The simple link list will be used as a never ending array to which we can add entries at any time without the requirement to size it before use. This should allow us to store parsed data (line summary and line details pairs) by groups of 1,000 entries on n chunks (1,000 chunks in the case of a million lines, 10,000 for 10 millions etc).

The simple link list could be defined as:

  • A structure containing the HEAD entry (struct simple_list { void *, "HEAD" })
  • A function to add entries (int add_to_list( void * ) )
  • A function to initialize the list (int _init_list( struct simple_list * ) )

So we could use the list to accumulate data at a very low cost and retrieve it (at a much higher cost of a list traversal, but that's the case in any standard array). This could be used in the string cache to avoid the fixed size array and of course to store parse result chunks.

2. Implement a search to find ip addresses inside log entries. This shouldn't be too complex, as the ip address forms are in the worse case so we can match any three dots in a sequence of 4 to 12 digits. What would be interesting is to store the ip address in its native for, i.e. a 32-bit unsigned integer so we could store the values into a single int (32 and 64-bit platforms alike)

3. Contextual data gathering: this is planned for a future tag, but is required in order to make sense of the gathered data. Is the ip address related to the client, server or contained within the http parameters? Is the guid a resource guid, a package guid or any other guid? This should not be too hard to extract given the large data samples I have at hand (close to 1 GB of data).

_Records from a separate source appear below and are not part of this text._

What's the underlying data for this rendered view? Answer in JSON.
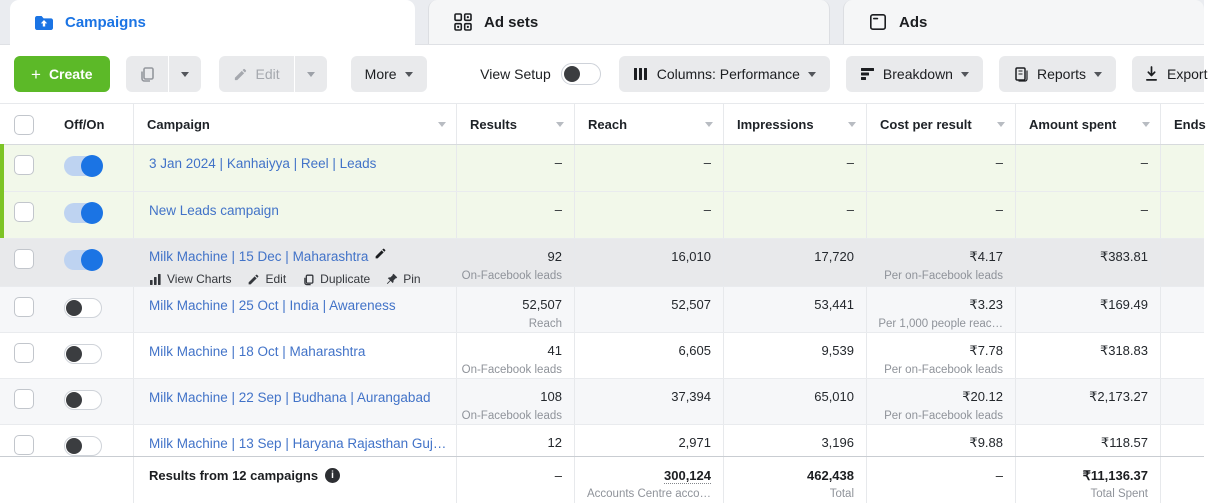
{
  "tabs": [
    {
      "label": "Campaigns",
      "active": true
    },
    {
      "label": "Ad sets",
      "active": false
    },
    {
      "label": "Ads",
      "active": false
    }
  ],
  "toolbar": {
    "create_label": "Create",
    "edit_label": "Edit",
    "more_label": "More",
    "view_setup_label": "View Setup",
    "columns_label": "Columns: Performance",
    "breakdown_label": "Breakdown",
    "reports_label": "Reports",
    "export_label": "Export"
  },
  "table": {
    "columns": [
      {
        "label": "Off/On",
        "sortable": false
      },
      {
        "label": "Campaign",
        "sortable": true
      },
      {
        "label": "Results",
        "sortable": true
      },
      {
        "label": "Reach",
        "sortable": true
      },
      {
        "label": "Impressions",
        "sortable": true
      },
      {
        "label": "Cost per result",
        "sortable": true
      },
      {
        "label": "Amount spent",
        "sortable": true
      },
      {
        "label": "Ends",
        "sortable": false
      }
    ],
    "rows": [
      {
        "name": "3 Jan 2024 | Kanhaiyya | Reel | Leads",
        "toggle": true,
        "style": "new",
        "results": "–",
        "results_label": "",
        "reach": "–",
        "impressions": "–",
        "cost": "–",
        "cost_label": "",
        "spent": "–",
        "ends": ""
      },
      {
        "name": "New Leads campaign",
        "toggle": true,
        "style": "new",
        "results": "–",
        "results_label": "",
        "reach": "–",
        "impressions": "–",
        "cost": "–",
        "cost_label": "",
        "spent": "–",
        "ends": ""
      },
      {
        "name": "Milk Machine | 15 Dec | Maharashtra",
        "toggle": true,
        "style": "hover",
        "edit_icon": true,
        "actions": [
          {
            "label": "View Charts",
            "icon": "view-charts"
          },
          {
            "label": "Edit",
            "icon": "edit"
          },
          {
            "label": "Duplicate",
            "icon": "duplicate"
          },
          {
            "label": "Pin",
            "icon": "pin"
          }
        ],
        "results": "92",
        "results_label": "On-Facebook leads",
        "reach": "16,010",
        "impressions": "17,720",
        "cost": "₹4.17",
        "cost_label": "Per on-Facebook leads",
        "spent": "₹383.81",
        "ends": ""
      },
      {
        "name": "Milk Machine | 25 Oct | India | Awareness",
        "toggle": false,
        "style": "alt",
        "results": "52,507",
        "results_label": "Reach",
        "reach": "52,507",
        "impressions": "53,441",
        "cost": "₹3.23",
        "cost_label": "Per 1,000 people reac…",
        "spent": "₹169.49",
        "ends": ""
      },
      {
        "name": "Milk Machine | 18 Oct | Maharashtra",
        "toggle": false,
        "style": "",
        "results": "41",
        "results_label": "On-Facebook leads",
        "reach": "6,605",
        "impressions": "9,539",
        "cost": "₹7.78",
        "cost_label": "Per on-Facebook leads",
        "spent": "₹318.83",
        "ends": ""
      },
      {
        "name": "Milk Machine | 22 Sep | Budhana | Aurangabad",
        "toggle": false,
        "style": "alt",
        "results": "108",
        "results_label": "On-Facebook leads",
        "reach": "37,394",
        "impressions": "65,010",
        "cost": "₹20.12",
        "cost_label": "Per on-Facebook leads",
        "spent": "₹2,173.27",
        "ends": ""
      },
      {
        "name": "Milk Machine | 13 Sep | Haryana Rajasthan Guj…",
        "toggle": false,
        "style": "",
        "results": "12",
        "results_label": "",
        "reach": "2,971",
        "impressions": "3,196",
        "cost": "₹9.88",
        "cost_label": "",
        "spent": "₹118.57",
        "ends": ""
      }
    ],
    "footer": {
      "summary": "Results from 12 campaigns",
      "results": "–",
      "reach": "300,124",
      "reach_label": "Accounts Centre acco…",
      "impressions": "462,438",
      "impressions_label": "Total",
      "cost": "–",
      "spent": "₹11,136.37",
      "spent_label": "Total Spent"
    }
  },
  "colors": {
    "accent_blue": "#1b74e4",
    "link_blue": "#4273c8",
    "create_green": "#5cb928",
    "new_row_green": "#f2f8ea",
    "hover_row_gray": "#e8e9eb"
  }
}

4. A Win32 branch in order to provide native Win32 functionality for users as most won't have a Linux system at hand. Also this would allow aila to run native on production servers. Finally cross platform compiling can help clean up the code in some instances (and yes, it also bring some issues, hence I have to branch to get aila to work in Win32 -> direct compilation currently works but we have some segmentation faults most likely due to array bound checks etc).

5. As stated before this is a long term goal for aila. The vision is to give the user the option to run aila as a single parse and output data program or to run the parse and drop to a custom shell to query the gathered data and extract valuable information using iterative process that only human can do (in order to pin-point problem areas and find the root cause etc)

6. This is the natural progression from step 5. There is more value to old the parsed data in memory and query it directly until the investigations required are over rather than to run multiple parses with different command lines. Specially considering that a 200MiB file could be shrunk (parsed) to a 20MiB

With that said there's only one thing to do now: go coding!